Servan agak kaget mendengar kualitas curhatan Deni. Sejak
awal Servan sadar, kalau orang sedang jatuh cinta, biasanya perilakunya bisa
jadi sangat kekanak-kanakan. Tapi Servan
nggak nyangka jika Deni bisa bertingkah sekonyol ini!
“Kamu kok Lebay banget sih Den? Jadi semua kegalauanmu tuh
cuma gara-gara kencan yang batal?” ujar Servan agak protes.
“Satu lagi Van, akhirnya aku ngajak dia taruhan lagi! Kali
ini aku pegang Italy dan dia pegang Spanyol!” kata Deni mencoba menenangkan Servan.
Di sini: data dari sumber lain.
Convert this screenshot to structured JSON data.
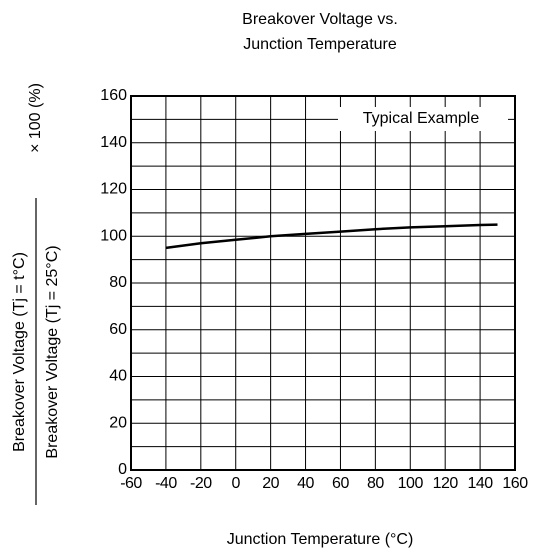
{
  "chart_data": {
    "type": "line",
    "title": [
      "Breakover Voltage vs.",
      "Junction Temperature"
    ],
    "x_label": "Junction Temperature  (°C)",
    "y_label": {
      "numerator": "Breakover Voltage  (Tj = t°C)",
      "denominator": "Breakover Voltage  (Tj = 25°C)",
      "factor": "× 100 (%)"
    },
    "annotation": "Typical Example",
    "x": [
      -40,
      -20,
      0,
      20,
      40,
      60,
      80,
      100,
      120,
      140,
      150
    ],
    "series": [
      {
        "name": "Typical Example",
        "color": "#000000",
        "values": [
          95,
          97,
          98.5,
          100,
          101,
          102,
          103,
          103.8,
          104.3,
          104.8,
          105
        ]
      }
    ],
    "xlim": [
      -60,
      160
    ],
    "xticks": [
      -60,
      -40,
      -20,
      0,
      20,
      40,
      60,
      80,
      100,
      120,
      140,
      160
    ],
    "ylim": [
      0,
      160
    ],
    "yticks": [
      0,
      20,
      40,
      60,
      80,
      100,
      120,
      140,
      160
    ],
    "y_minor_grid": [
      10,
      30,
      50,
      70,
      90,
      110,
      130,
      150
    ],
    "grid": true
  }
}
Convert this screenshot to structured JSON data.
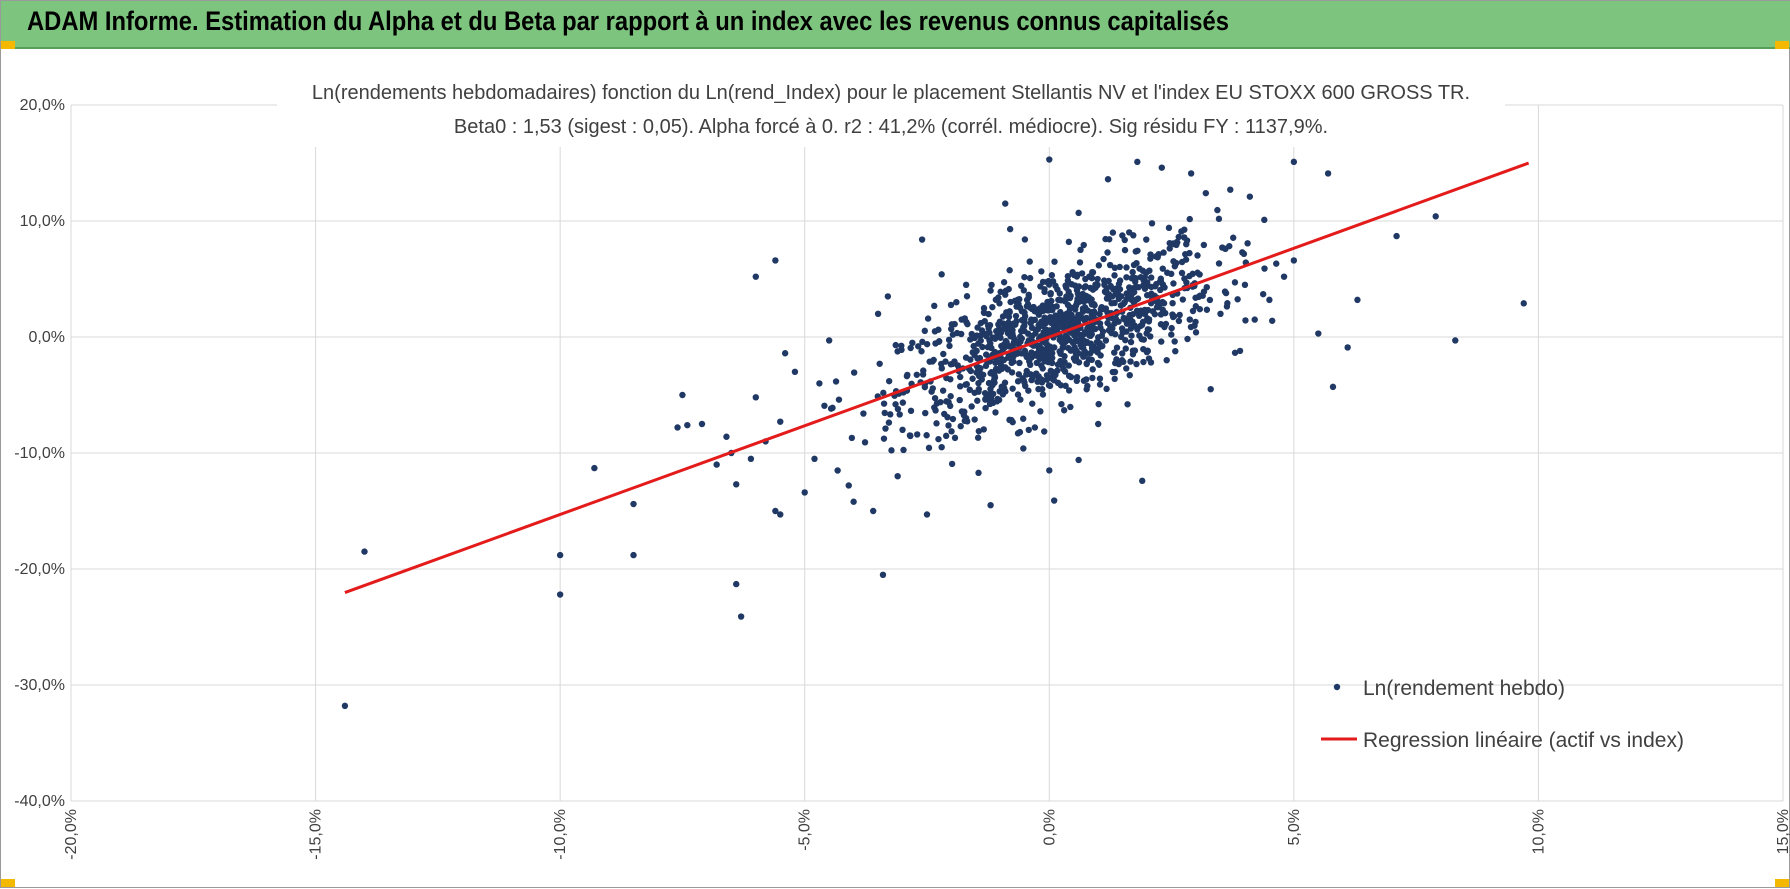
{
  "banner": {
    "title": "ADAM Informe. Estimation du Alpha et du Beta par rapport à un index avec les revenus connus capitalisés"
  },
  "colors": {
    "banner": "#7dc47f",
    "points": "#203864",
    "regression": "#e31b1b",
    "gridline": "#d9d9d9",
    "corner_accent": "#f5b800"
  },
  "chart_data": {
    "type": "scatter",
    "title": "Ln(rendements hebdomadaires) fonction du Ln(rend_Index) pour le placement Stellantis NV et l'index EU STOXX 600 GROSS TR.",
    "subtitle": "Beta0 : 1,53 (sigest : 0,05). Alpha forcé à 0. r2 : 41,2% (corrél. médiocre). Sig résidu FY : 1137,9%.",
    "xlabel": "",
    "ylabel": "",
    "xlim": [
      -0.2,
      0.15
    ],
    "ylim": [
      -0.4,
      0.2
    ],
    "x_ticks": [
      -0.2,
      -0.15,
      -0.1,
      -0.05,
      0.0,
      0.05,
      0.1,
      0.15
    ],
    "x_tick_labels": [
      "-20,0%",
      "-15,0%",
      "-10,0%",
      "-5,0%",
      "0,0%",
      "5,0%",
      "10,0%",
      "15,0%"
    ],
    "y_ticks": [
      0.2,
      0.1,
      0.0,
      -0.1,
      -0.2,
      -0.3,
      -0.4
    ],
    "y_tick_labels": [
      "20,0%",
      "10,0%",
      "0,0%",
      "-10,0%",
      "-20,0%",
      "-30,0%",
      "-40,0%"
    ],
    "grid": true,
    "legend_position": "bottom-right",
    "series": [
      {
        "name": "Ln(rendement hebdo)",
        "kind": "scatter",
        "points": [
          [
            -0.144,
            -0.318
          ],
          [
            -0.14,
            -0.185
          ],
          [
            -0.1,
            -0.188
          ],
          [
            -0.1,
            -0.222
          ],
          [
            -0.093,
            -0.113
          ],
          [
            -0.085,
            -0.188
          ],
          [
            -0.085,
            -0.144
          ],
          [
            -0.075,
            -0.05
          ],
          [
            -0.076,
            -0.078
          ],
          [
            -0.074,
            -0.076
          ],
          [
            -0.071,
            -0.075
          ],
          [
            -0.066,
            -0.086
          ],
          [
            -0.065,
            -0.1
          ],
          [
            -0.064,
            -0.127
          ],
          [
            -0.064,
            -0.213
          ],
          [
            -0.063,
            -0.241
          ],
          [
            -0.06,
            0.052
          ],
          [
            -0.06,
            -0.052
          ],
          [
            -0.056,
            0.066
          ],
          [
            -0.055,
            -0.073
          ],
          [
            -0.054,
            -0.014
          ],
          [
            -0.056,
            -0.15
          ],
          [
            -0.055,
            -0.153
          ],
          [
            -0.05,
            -0.134
          ],
          [
            -0.048,
            -0.105
          ],
          [
            -0.045,
            -0.003
          ],
          [
            -0.041,
            -0.128
          ],
          [
            -0.04,
            -0.142
          ],
          [
            -0.036,
            -0.15
          ],
          [
            -0.034,
            -0.205
          ],
          [
            -0.033,
            0.035
          ],
          [
            -0.031,
            -0.12
          ],
          [
            -0.026,
            0.084
          ],
          [
            -0.025,
            -0.153
          ],
          [
            -0.019,
            0.03
          ],
          [
            -0.014,
            0.012
          ],
          [
            -0.012,
            -0.145
          ],
          [
            -0.009,
            0.115
          ],
          [
            -0.008,
            0.093
          ],
          [
            0.0,
            0.153
          ],
          [
            0.0,
            -0.115
          ],
          [
            0.001,
            -0.141
          ],
          [
            0.006,
            0.107
          ],
          [
            0.012,
            0.136
          ],
          [
            0.018,
            0.151
          ],
          [
            0.019,
            -0.124
          ],
          [
            0.023,
            0.146
          ],
          [
            0.029,
            0.141
          ],
          [
            0.032,
            0.124
          ],
          [
            0.037,
            0.127
          ],
          [
            0.041,
            0.121
          ],
          [
            0.05,
            0.151
          ],
          [
            0.055,
            0.003
          ],
          [
            0.057,
            0.141
          ],
          [
            0.058,
            -0.043
          ],
          [
            0.061,
            -0.009
          ],
          [
            0.063,
            0.032
          ],
          [
            0.071,
            0.087
          ],
          [
            0.079,
            0.104
          ],
          [
            0.083,
            -0.003
          ],
          [
            0.097,
            0.029
          ],
          [
            0.036,
            0.076
          ],
          [
            0.044,
            0.059
          ],
          [
            0.05,
            0.066
          ],
          [
            0.048,
            0.052
          ],
          [
            0.042,
            0.015
          ],
          [
            0.039,
            -0.012
          ],
          [
            0.033,
            -0.045
          ],
          [
            0.027,
            0.091
          ],
          [
            0.024,
            -0.02
          ],
          [
            0.016,
            -0.058
          ],
          [
            0.01,
            -0.075
          ],
          [
            0.006,
            -0.106
          ],
          [
            -0.006,
            -0.082
          ],
          [
            -0.011,
            -0.065
          ],
          [
            -0.017,
            -0.07
          ],
          [
            -0.022,
            -0.095
          ],
          [
            -0.027,
            -0.084
          ],
          [
            -0.03,
            -0.08
          ],
          [
            -0.038,
            -0.066
          ],
          [
            -0.043,
            -0.054
          ],
          [
            -0.047,
            -0.04
          ],
          [
            -0.052,
            -0.03
          ],
          [
            -0.058,
            -0.09
          ],
          [
            -0.061,
            -0.105
          ],
          [
            -0.068,
            -0.11
          ],
          [
            -0.035,
            0.02
          ],
          [
            -0.028,
            -0.005
          ],
          [
            -0.022,
            0.054
          ],
          [
            -0.017,
            0.045
          ],
          [
            -0.012,
            0.04
          ],
          [
            -0.004,
            0.065
          ],
          [
            0.004,
            0.082
          ],
          [
            0.013,
            0.09
          ],
          [
            0.021,
            0.098
          ],
          [
            0.028,
            0.08
          ],
          [
            0.035,
            0.02
          ],
          [
            0.04,
            0.045
          ],
          [
            0.045,
            0.032
          ],
          [
            0.03,
            0.004
          ]
        ]
      },
      {
        "name": "Regression linéaire (actif vs index)",
        "kind": "line",
        "beta": 1.53,
        "x_range": [
          -0.144,
          0.098
        ]
      }
    ]
  }
}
“Deniiii…, kamu tuh kalo mau nraktir Renata ya tinggal ajak
aja! Nggak usah pakai taruhan gitu kenapa?”
“Kali ini taruhannya bukan nraktir Van!”
“Apa taruhannya kali ini?”
“Kemarin aku bilang ke Renata, kalau jagoanku Italy menang,
dia harus memeluk aku! Tapi kalau Spanyol menang, aku harus memeluk Renata!”
ujar Deni dengan ekspresi tanpa dosa.
Servan terbelalak mendengar taruhan yang ditawarkan Deni. Servan menatap dengan muka terheran-heran kepada Deni.
“Emang ada yang aneh ya Van, dengan taruhanku?”
Servan tidak bisa berkomentar lagi. Jika taruhan nraktir aja
ditolak oleh Renata, apalagi taruhan bepelukan seperti ini?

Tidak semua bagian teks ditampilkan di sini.